Nei cda delle società quotate italiane del settore finanziario il 43,5% è donna. A rivelarlo è uno studio della società di consulenza EY che monitora semestralmente l’esperienza, la formazione e le competenze dei membri dei cda delle istituzioni finanziarie e assicurative comprese nell’Msci European Financials Index e di altri grandi intermediari finanziari.
Donne e Board, Italia seconda in Europa
Dalle prime evidenze emerse dall’EY European Financial Services Boardroom Monitor, l’Italia risulta oggi seconda soltanto alla Francia (46,6%) per quanto attiene alla rappresentanza femminile nei board. Seguono: Paesi Bassi (42,2%), Germania (39,7%) e Spagna (39,4%). Tuttavia, nel 2023 le nuove nomine femminili nei cda delle istituzioni finanziarie europee sono diminuite rispetto all’anno precedente: il 44% dei nuovi consiglieri sono donne, in calo rispetto al 51% del 2022. In un contesto sempre più dinamico e incerto, le aziende del settore dei servizi finanziari si sono avvalse delle nuove nomine per integrare competenze tecnologiche e di sostenibilità nei loro consigli di amministrazione. Dei consiglieri nominati in Italia nel 2023, il 36% ha esperienza in ambito tecnologico, rispetto al 19% dello scorso anno, mentre il 24% ha portato competenze in ambito Esg/sostenibilità.

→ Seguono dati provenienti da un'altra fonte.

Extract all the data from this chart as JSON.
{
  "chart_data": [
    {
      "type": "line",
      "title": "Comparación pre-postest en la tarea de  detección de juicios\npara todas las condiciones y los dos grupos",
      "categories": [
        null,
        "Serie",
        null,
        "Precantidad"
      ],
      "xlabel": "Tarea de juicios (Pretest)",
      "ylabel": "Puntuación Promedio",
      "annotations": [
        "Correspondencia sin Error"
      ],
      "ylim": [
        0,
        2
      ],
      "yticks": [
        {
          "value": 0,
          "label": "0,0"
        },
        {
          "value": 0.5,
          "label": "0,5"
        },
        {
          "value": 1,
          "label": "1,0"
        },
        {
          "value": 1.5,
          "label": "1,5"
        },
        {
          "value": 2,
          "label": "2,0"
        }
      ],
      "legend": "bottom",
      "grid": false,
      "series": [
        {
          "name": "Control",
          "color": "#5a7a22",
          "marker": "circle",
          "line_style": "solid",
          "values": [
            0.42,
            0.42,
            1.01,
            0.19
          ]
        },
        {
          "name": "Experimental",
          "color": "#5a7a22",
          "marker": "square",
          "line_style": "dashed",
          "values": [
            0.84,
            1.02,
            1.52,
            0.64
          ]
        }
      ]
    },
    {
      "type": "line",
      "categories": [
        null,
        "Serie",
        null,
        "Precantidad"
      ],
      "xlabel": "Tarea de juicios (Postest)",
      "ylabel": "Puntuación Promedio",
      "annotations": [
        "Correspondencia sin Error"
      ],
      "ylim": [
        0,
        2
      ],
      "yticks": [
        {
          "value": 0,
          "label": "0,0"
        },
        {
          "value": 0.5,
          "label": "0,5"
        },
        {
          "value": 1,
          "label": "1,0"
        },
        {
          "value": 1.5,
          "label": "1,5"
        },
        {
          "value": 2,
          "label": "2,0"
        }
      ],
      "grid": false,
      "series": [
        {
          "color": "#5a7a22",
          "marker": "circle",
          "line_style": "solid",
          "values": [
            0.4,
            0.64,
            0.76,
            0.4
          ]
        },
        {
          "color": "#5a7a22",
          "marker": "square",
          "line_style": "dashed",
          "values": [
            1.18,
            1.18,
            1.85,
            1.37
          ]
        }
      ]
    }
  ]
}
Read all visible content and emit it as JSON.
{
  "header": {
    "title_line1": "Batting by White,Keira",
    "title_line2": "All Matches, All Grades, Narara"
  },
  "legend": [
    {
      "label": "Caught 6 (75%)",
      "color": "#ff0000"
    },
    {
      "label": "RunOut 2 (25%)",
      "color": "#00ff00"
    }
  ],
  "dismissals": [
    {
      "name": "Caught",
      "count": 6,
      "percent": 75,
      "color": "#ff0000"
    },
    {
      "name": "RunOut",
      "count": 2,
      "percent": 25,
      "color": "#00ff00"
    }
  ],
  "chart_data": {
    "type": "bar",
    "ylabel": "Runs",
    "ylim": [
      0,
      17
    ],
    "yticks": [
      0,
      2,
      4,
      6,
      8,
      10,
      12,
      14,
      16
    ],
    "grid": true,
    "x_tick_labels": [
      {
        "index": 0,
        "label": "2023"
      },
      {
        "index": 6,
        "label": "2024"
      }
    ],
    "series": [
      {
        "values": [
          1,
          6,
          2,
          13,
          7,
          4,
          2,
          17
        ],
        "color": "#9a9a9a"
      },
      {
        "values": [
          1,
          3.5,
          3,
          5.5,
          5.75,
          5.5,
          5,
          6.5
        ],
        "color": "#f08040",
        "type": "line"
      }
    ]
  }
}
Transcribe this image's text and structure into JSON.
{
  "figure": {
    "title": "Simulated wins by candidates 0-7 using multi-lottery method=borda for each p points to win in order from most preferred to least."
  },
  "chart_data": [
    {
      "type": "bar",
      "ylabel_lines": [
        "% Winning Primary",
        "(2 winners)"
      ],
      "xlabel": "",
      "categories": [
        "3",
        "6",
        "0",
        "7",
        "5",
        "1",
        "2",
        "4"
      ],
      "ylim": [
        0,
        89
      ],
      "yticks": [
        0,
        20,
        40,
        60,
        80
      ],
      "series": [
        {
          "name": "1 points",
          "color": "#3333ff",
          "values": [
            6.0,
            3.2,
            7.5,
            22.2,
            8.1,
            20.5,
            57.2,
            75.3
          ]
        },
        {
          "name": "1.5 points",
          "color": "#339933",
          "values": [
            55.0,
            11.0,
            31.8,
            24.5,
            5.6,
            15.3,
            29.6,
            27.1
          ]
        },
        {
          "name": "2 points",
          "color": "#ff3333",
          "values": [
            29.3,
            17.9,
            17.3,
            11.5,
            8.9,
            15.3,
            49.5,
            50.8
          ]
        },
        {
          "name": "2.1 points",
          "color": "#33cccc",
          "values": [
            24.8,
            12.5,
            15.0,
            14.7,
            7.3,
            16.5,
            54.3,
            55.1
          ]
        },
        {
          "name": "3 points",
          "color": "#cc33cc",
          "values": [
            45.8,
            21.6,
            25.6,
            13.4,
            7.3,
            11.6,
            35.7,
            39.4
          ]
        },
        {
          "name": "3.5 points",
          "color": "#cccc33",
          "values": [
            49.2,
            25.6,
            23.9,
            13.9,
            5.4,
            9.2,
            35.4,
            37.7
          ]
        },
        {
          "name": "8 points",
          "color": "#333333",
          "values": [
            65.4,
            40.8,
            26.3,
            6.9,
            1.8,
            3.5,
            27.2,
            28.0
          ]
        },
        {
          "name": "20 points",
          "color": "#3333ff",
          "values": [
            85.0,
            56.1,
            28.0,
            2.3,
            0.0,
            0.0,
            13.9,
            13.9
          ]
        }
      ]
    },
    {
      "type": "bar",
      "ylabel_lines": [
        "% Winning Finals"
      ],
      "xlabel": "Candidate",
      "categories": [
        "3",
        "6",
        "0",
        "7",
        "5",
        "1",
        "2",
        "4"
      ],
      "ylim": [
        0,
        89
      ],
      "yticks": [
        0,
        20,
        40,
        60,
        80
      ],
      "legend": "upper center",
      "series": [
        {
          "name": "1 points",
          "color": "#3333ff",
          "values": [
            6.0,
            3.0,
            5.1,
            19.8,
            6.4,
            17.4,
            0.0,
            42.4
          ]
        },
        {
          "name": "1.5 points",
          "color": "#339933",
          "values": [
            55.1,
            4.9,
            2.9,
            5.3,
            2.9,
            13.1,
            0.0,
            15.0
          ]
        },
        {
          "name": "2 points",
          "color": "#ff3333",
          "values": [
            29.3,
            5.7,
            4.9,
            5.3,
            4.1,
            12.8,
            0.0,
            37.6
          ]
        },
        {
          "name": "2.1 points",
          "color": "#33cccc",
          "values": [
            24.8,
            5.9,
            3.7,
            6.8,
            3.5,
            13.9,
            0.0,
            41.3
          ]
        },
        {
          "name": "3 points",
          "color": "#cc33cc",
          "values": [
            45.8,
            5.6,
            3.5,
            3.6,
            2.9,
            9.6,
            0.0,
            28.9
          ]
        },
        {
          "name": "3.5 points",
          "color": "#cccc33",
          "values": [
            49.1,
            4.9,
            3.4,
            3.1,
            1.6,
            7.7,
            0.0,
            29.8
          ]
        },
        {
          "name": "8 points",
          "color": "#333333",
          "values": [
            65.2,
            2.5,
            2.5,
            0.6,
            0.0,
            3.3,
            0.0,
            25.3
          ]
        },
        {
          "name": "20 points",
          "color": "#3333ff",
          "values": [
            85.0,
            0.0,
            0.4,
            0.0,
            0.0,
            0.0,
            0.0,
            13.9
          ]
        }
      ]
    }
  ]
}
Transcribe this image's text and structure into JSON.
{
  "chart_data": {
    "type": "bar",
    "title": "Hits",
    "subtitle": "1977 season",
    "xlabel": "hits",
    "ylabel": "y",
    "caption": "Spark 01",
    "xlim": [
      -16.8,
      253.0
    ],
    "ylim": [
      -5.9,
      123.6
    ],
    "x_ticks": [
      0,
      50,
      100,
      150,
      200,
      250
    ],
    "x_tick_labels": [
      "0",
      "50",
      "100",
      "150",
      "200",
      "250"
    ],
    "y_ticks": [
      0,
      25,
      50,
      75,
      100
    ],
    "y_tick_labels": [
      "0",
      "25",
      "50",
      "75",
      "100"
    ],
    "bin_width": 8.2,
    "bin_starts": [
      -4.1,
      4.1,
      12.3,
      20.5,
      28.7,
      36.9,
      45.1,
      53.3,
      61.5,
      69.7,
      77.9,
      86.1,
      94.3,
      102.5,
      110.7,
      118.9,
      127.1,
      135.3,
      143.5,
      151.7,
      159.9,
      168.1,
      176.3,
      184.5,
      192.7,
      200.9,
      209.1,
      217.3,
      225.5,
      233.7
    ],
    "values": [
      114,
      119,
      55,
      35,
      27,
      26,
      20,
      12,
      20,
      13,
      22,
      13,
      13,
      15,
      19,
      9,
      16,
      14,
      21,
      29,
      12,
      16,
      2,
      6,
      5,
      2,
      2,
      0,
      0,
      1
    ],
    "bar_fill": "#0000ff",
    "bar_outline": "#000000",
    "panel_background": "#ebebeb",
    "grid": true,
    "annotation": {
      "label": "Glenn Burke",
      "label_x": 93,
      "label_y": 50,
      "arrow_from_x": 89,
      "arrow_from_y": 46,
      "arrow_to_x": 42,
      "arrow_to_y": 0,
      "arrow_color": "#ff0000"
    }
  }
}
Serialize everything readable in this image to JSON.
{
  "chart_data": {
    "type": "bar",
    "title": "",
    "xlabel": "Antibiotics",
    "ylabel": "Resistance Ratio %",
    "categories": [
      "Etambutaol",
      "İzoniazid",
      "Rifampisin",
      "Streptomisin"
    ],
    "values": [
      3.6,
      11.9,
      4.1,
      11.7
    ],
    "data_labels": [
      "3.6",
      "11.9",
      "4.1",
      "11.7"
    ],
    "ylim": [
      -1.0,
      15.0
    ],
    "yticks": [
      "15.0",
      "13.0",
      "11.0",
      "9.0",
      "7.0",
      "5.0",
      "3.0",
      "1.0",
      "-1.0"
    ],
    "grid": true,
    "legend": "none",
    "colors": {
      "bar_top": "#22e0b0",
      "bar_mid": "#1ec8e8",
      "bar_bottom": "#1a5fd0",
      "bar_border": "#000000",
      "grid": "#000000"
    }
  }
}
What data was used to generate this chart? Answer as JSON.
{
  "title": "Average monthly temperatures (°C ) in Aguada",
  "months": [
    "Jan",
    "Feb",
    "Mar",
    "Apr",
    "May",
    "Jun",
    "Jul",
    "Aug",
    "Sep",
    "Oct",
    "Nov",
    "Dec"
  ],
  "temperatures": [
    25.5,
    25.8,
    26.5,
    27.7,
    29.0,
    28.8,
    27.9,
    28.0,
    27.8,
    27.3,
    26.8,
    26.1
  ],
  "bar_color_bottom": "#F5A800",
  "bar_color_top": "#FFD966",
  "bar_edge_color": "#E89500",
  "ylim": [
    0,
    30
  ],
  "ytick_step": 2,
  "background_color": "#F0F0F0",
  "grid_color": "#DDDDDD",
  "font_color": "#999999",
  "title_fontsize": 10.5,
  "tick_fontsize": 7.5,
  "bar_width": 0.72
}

“L’analisi evidenzia una decisa crescita delle competenze dei consiglieri in ambito tecnologico, in linea con l’accelerazione riscontrata nel 2023 in termini di: digitalizzazione dell’industria finanziaria, enfasi sul monitoraggio dei rischi cyber e adozione dell’intelligenza artificiale in ambito finanziario – ha affermato Stefano Battista, Italy financial services market leader di EY – Questo trend, emerso con forza in Italia nell’anno appena trascorso, certamente troverà riscontro nella ormai prossima stagione dei rinnovi delle compagini consigliari nonché nell’attuazione di percorsi di training su temi tech al fine di mantenere le competenze dei consiglieri allineate a tali materie che, per loro natura, sono in costante e rapida evoluzione. Invece, il minor tasso di crescita delle donne nei board europei rispetto allo scorso anno deve essere letto alla luce dell’incremento occorso negli anni precedenti e al graduale raggiungimento della soglia del 40% dei posti di amministratore senza incarichi esecutivi occupati dalle donne, così come previsto dalla Women on Boards Directive da attuarsi entro il 2026. In Italia la vigente regolamentazione già prevede il rispetto di tale soglia e pertanto la vera sfida per il nostro Paese sarà ottenere percentuali simili anche per le figure apicali”.
“Da ultimo viene confermato come la qualità della governance sia un tema cardinale per gli investitori e i supervisor – ha aggiunto Luca Galli, business consulting leader, financial services di EY – Questi ultimi nel 2023 hanno vigilato non solo sulla composizione dei consigli, ma anche sull’effettivo funzionamento degli stessi, esaminando criticamente il ruolo del board nella definizione della strategia, nel monitoraggio della sua realizzazione e nel costante “challenge” svolto sull’operato del management”.